Michael Dong is a champion professional slalom skateboarder from Bothell, Washington, United States. Dong was ranked #5 in the world in 2005 and holds the 2003, 2004, and 2005 World Cyber Slalom titles.

Dong began skateboarding in 1975. Early skating highlights include: 1979 Capitol Lakefair Skateboard Contest, Olympia, Washington, 14-year-old age group: 1st pool riding, 1st freestyle, 1st cross-country. In 2002, Dong re-entered competitive skateboarding after a 22-year absence, competing in the San Francisco Battle by the Bay.
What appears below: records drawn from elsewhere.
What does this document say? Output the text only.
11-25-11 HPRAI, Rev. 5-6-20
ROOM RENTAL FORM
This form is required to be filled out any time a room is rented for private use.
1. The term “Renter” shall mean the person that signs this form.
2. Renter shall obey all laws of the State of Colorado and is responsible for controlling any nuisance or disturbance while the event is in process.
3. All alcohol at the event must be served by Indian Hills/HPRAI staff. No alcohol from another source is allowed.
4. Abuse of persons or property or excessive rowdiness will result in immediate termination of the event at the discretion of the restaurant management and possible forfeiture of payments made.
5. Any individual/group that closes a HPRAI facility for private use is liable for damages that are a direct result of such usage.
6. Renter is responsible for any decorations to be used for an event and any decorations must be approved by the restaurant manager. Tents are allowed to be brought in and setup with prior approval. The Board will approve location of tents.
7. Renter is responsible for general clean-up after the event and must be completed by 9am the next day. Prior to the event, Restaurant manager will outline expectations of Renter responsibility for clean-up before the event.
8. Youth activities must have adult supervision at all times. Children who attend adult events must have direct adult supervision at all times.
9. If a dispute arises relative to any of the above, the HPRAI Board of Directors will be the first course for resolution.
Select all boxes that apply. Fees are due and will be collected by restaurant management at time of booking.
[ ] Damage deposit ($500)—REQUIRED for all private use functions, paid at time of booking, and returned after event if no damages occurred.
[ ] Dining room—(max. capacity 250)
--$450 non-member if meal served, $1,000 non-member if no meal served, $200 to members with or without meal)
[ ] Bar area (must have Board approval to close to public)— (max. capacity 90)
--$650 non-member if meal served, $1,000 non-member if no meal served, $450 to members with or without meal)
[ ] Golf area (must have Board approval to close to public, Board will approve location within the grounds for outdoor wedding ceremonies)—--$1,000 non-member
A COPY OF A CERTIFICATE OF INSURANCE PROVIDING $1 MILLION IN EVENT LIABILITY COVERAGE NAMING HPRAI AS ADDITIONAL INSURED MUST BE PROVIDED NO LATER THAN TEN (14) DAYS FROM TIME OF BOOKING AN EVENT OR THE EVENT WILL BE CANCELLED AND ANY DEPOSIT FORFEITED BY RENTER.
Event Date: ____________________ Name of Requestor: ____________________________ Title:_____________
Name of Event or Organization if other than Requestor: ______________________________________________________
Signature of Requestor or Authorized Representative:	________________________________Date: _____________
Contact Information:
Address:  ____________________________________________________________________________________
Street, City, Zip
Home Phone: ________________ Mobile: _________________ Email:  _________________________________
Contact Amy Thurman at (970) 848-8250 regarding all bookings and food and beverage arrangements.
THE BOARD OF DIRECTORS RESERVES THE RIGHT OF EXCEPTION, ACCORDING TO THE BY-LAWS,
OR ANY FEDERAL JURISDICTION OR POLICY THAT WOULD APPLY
He quickly moved from the amateur ranks to professional. In 2003, he was ranked #5 in the world in slalom skateboarding, maintaining the #5 ranking in 2004 and 2005. He has established himself as the #1 cyber slalom skateboarder in the world. Dong is a member of the RoeRacing Slalom Skateboard Team.

== 2005 Results ==
- Slalom Week 2005 World Championships (Morro Bay, California) – 17 September 2005
  - Tight Slalom – 3rd Place
  - Slalom – 4th Place
- European Championships (Stockholm, Sweden) – July 15, 2005: Cyber Slalom Cup – 1st Place
- 3dm Seismic West Coast Championships (Hood River, Oregon) – Tight Slalom – 1st Place – 9 July 2005
- “Bro, Your Dad’s a Martian” (Bush's Pasture Park Soap Box Derby Hill, Salem, Oregon) – Tight Slalom (dual lane) – 1st Place – 19 June 2005
- Paris World Cup (Paris, France) – May 14, 2005: Tight Straight Slalom – 2nd Place
- Red Clay Cup (Athens, Georgia) – Slalom – 3rd Place – 30 April 2005

==Cyber Slalom==
As of 2026, Dong still held the world record for the Cyber Slalom, with a time of 7.96sec, set in Beaverton, Oregon in September 2008.